We are not different herds. The people who press buttons and order drone strikes and drive policy that reduces life expectancy and increases infant mortality have normalised the idea of collateral damage and those very same people are right now normalising the idea that clearing out the deadwood from society would be a good thing. Who, I would like to know, is driving the DNR (do not resuscitate) wave that is pressing those with comorbidities, or are just old or have complex physical disabilities to sign away their right to the same medical care as he next patient? My personal view is that any society must face up to difficult decisions, but that they should be clinical decisions based on the likelihood of an intervention being a lifesaver rather than just a more protracted way to die.

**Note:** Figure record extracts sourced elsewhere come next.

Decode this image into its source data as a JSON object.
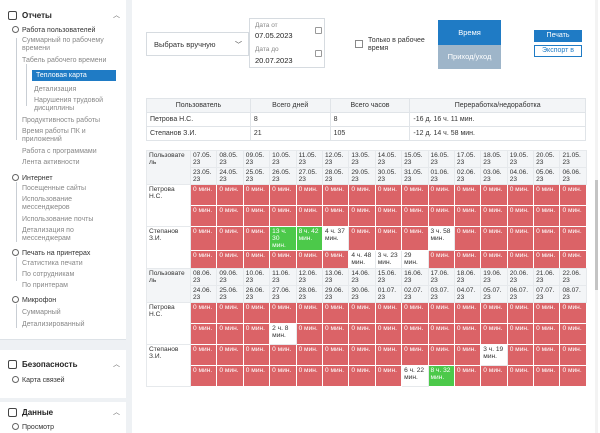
{
  "sidebar": {
    "reports_title": "Отчеты",
    "items": [
      {
        "label": "Работа пользователей",
        "dark": true
      },
      {
        "label": "Суммарный по рабочему времени"
      },
      {
        "label": "Табель рабочего времени"
      },
      {
        "label": "Тепловая карта",
        "active": true
      },
      {
        "label": "Детализация"
      },
      {
        "label": "Нарушения трудовой дисциплины"
      },
      {
        "label": "Продуктивность работы"
      },
      {
        "label": "Время работы ПК и приложений"
      },
      {
        "label": "Работа с программами"
      },
      {
        "label": "Лента активности"
      },
      {
        "label": "Интернет",
        "dark": true
      },
      {
        "label": "Посещенные сайты"
      },
      {
        "label": "Использование мессенджеров"
      },
      {
        "label": "Использование почты"
      },
      {
        "label": "Детализация по мессенджерам"
      },
      {
        "label": "Печать на принтерах",
        "dark": true
      },
      {
        "label": "Статистика печати"
      },
      {
        "label": "По сотрудникам"
      },
      {
        "label": "По принтерам"
      },
      {
        "label": "Микрофон",
        "dark": true
      },
      {
        "label": "Суммарный"
      },
      {
        "label": "Детализированный"
      }
    ],
    "security_title": "Безопасность",
    "security_items": [
      "Карта связей"
    ],
    "data_title": "Данные",
    "data_items": [
      "Просмотр"
    ]
  },
  "filters": {
    "mode": "Выбрать вручную",
    "date_from_label": "Дата от",
    "date_from": "07.05.2023",
    "date_to_label": "Дата до",
    "date_to": "20.07.2023",
    "work_time_only": "Только в рабочее время",
    "btn_time": "Время",
    "btn_pass": "Приход/уход",
    "btn_print": "Печать",
    "btn_export": "Экспорт в"
  },
  "summary": {
    "headers": [
      "Пользователь",
      "Всего дней",
      "Всего часов",
      "Переработка/недоработка"
    ],
    "rows": [
      [
        "Петрова Н.С.",
        "8",
        "8",
        "-16 д. 16 ч. 11 мин."
      ],
      [
        "Степанов З.И.",
        "21",
        "105",
        "-12 д. 14 ч. 58 мин."
      ]
    ]
  },
  "heatmap1": {
    "user_col": "Пользовате ль",
    "weeks": [
      [
        "07.05.",
        "08.05.",
        "09.05.",
        "10.05.",
        "11.05.",
        "12.05.",
        "13.05.",
        "14.05.",
        "15.05.",
        "16.05.",
        "17.05.",
        "18.05.",
        "19.05.",
        "20.05.",
        "21.05."
      ],
      [
        "23.05.",
        "24.05.",
        "25.05.",
        "26.05.",
        "27.05.",
        "28.05.",
        "29.05.",
        "30.05.",
        "31.05.",
        "01.06.",
        "02.06.",
        "03.06.",
        "04.06.",
        "05.06.",
        "06.06."
      ]
    ],
    "year": "23",
    "users": [
      {
        "name": "Петрова Н.С.",
        "rows": [
          [
            "0 мин.",
            "0 мин.",
            "0 мин.",
            "0 мин.",
            "0 мин.",
            "0 мин.",
            "0 мин.",
            "0 мин.",
            "0 мин.",
            "0 мин.",
            "0 мин.",
            "0 мин.",
            "0 мин.",
            "0 мин.",
            "0 мин."
          ],
          [
            "0 мин.",
            "0 мин.",
            "0 мин.",
            "0 мин.",
            "0 мин.",
            "0 мин.",
            "0 мин.",
            "0 мин.",
            "0 мин.",
            "0 мин.",
            "0 мин.",
            "0 мин.",
            "0 мин.",
            "0 мин.",
            "0 мин."
          ]
        ]
      },
      {
        "name": "Степанов З.И.",
        "rows": [
          [
            "0 мин.",
            "0 мин.",
            "0 мин.",
            "13 ч. 30 мин.",
            "8 ч. 42 мин.",
            "4 ч. 37 мин.",
            "0 мин.",
            "0 мин.",
            "0 мин.",
            "3 ч. 58 мин.",
            "0 мин.",
            "0 мин.",
            "0 мин.",
            "0 мин.",
            "0 мин."
          ],
          [
            "0 мин.",
            "0 мин.",
            "0 мин.",
            "0 мин.",
            "0 мин.",
            "0 мин.",
            "4 ч. 48 мин.",
            "3 ч. 23 мин.",
            "29 мин.",
            "0 мин.",
            "0 мин.",
            "0 мин.",
            "0 мин.",
            "0 мин.",
            "0 мин."
          ]
        ]
      }
    ]
  },
  "heatmap2": {
    "user_col": "Пользовате ль",
    "weeks": [
      [
        "08.06.",
        "09.06.",
        "10.06.",
        "11.06.",
        "12.06.",
        "13.06.",
        "14.06.",
        "15.06.",
        "16.06.",
        "17.06.",
        "18.06.",
        "19.06.",
        "20.06.",
        "21.06.",
        "22.06."
      ],
      [
        "24.06.",
        "25.06.",
        "26.06.",
        "27.06.",
        "28.06.",
        "29.06.",
        "30.06.",
        "01.07.",
        "02.07.",
        "03.07.",
        "04.07.",
        "05.07.",
        "06.07.",
        "07.07.",
        "08.07."
      ]
    ],
    "year": "23",
    "users": [
      {
        "name": "Петрова Н.С.",
        "rows": [
          [
            "0 мин.",
            "0 мин.",
            "0 мин.",
            "0 мин.",
            "0 мин.",
            "0 мин.",
            "0 мин.",
            "0 мин.",
            "0 мин.",
            "0 мин.",
            "0 мин.",
            "0 мин.",
            "0 мин.",
            "0 мин.",
            "0 мин."
          ],
          [
            "0 мин.",
            "0 мин.",
            "0 мин.",
            "2 ч. 8 мин.",
            "0 мин.",
            "0 мин.",
            "0 мин.",
            "0 мин.",
            "0 мин.",
            "0 мин.",
            "0 мин.",
            "0 мин.",
            "0 мин.",
            "0 мин.",
            "0 мин."
          ]
        ]
      },
      {
        "name": "Степанов З.И.",
        "rows": [
          [
            "0 мин.",
            "0 мин.",
            "0 мин.",
            "0 мин.",
            "0 мин.",
            "0 мин.",
            "0 мин.",
            "0 мин.",
            "0 мин.",
            "0 мин.",
            "0 мин.",
            "3 ч. 19 мин.",
            "0 мин.",
            "0 мин.",
            "0 мин."
          ],
          [
            "0 мин.",
            "0 мин.",
            "0 мин.",
            "0 мин.",
            "0 мин.",
            "0 мин.",
            "0 мин.",
            "0 мин.",
            "6 ч. 22 мин.",
            "8 ч. 32 мин.",
            "0 мин.",
            "0 мин.",
            "0 мин.",
            "0 мин.",
            "0 мин."
          ]
        ]
      }
    ]
  },
  "colors": {
    "accent": "#1f7bc5",
    "red": "#db6367",
    "green": "#4cc94a"
  }
}
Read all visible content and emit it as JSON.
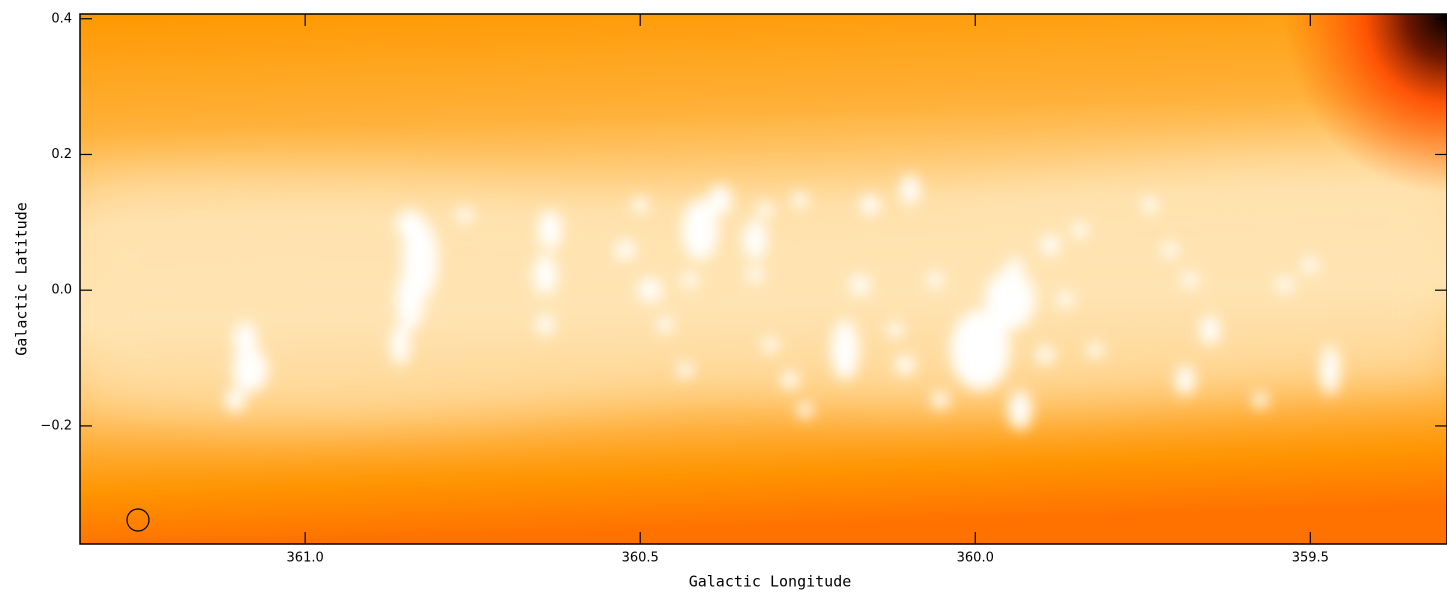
{
  "chart_data": {
    "type": "image",
    "xlabel": "Galactic Longitude",
    "ylabel": "Galactic Latitude",
    "xlim": [
      361.336,
      359.296
    ],
    "ylim": [
      -0.374,
      0.407
    ],
    "xticks": [
      {
        "value": 361,
        "label": "361.0"
      },
      360.5,
      {
        "value": 360,
        "label": "360.0"
      },
      359.5
    ],
    "yticks": [
      0.4,
      0.2,
      {
        "value": 0,
        "label": "0.0"
      },
      {
        "value": -0.2,
        "label": "−0.2"
      }
    ]
  }
}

However, I have seen suggestions that people with learning difficulties might be DNRed out of appropriate treatment and worldwide there are examples of otherwise fit people losing out in competition for equipment. There is an assumption that it will come to this in the UK and against a backdrop of ten years of deliberately starving the NHS of funds, these are not the difficult decisions of society, they are the results of criminal acts.

 

Shame those that govern us are setting such poor examples. Not only are they out and about boasting about shaking hands and picking their noses on camera, but with the PM laid up, Dominic Raab as First Secretary of State, becomes his de facto stand in. Presently most of the cabinet are on drop-in terms at 55 Tufton Street cheerfully denying climate change and promoting the most extreme neoliberalism behind its closed doors, but Raab is actually a co-author of a book advocating the dismantling of the NHS, although Raab has vehemently denied penning the offending opinion. Safe hands, we wonder? UCL’s Prof Anthony Costello concludes that the UK government is still pursuing herd immunity because of their feeble excuses and prolonged inaction regarding testing and isolating cases, although Michael Gove says this is not so. It’s not unreasonable to suppose that the destructive piece of RNA will have a harder time in a population with some immunity, but there is no scientific consensus that any kind of workable herd immunity will be achievable without a vaccine, especially with this coronavirus (it’s relatives cause the common cold) as it easily mutates and jumps species, .

 

So each night we watch the short straw drawing secretary of state reading their controlled script of carefully collated numbers and making fatuous promises about PPE and testing and do their rabbit in the headlights impression when asked about exit strategy and the economy, and every day our hospitals expand their Covid care wards and terrified medics don what PPE they have and go, like lambs to the slaughter, to save as many lives as possible and for me, every day seems like Sunday. I’m okay with that though, I can’t be much use in the pandemic, but I can do my utmost not to become a statistic.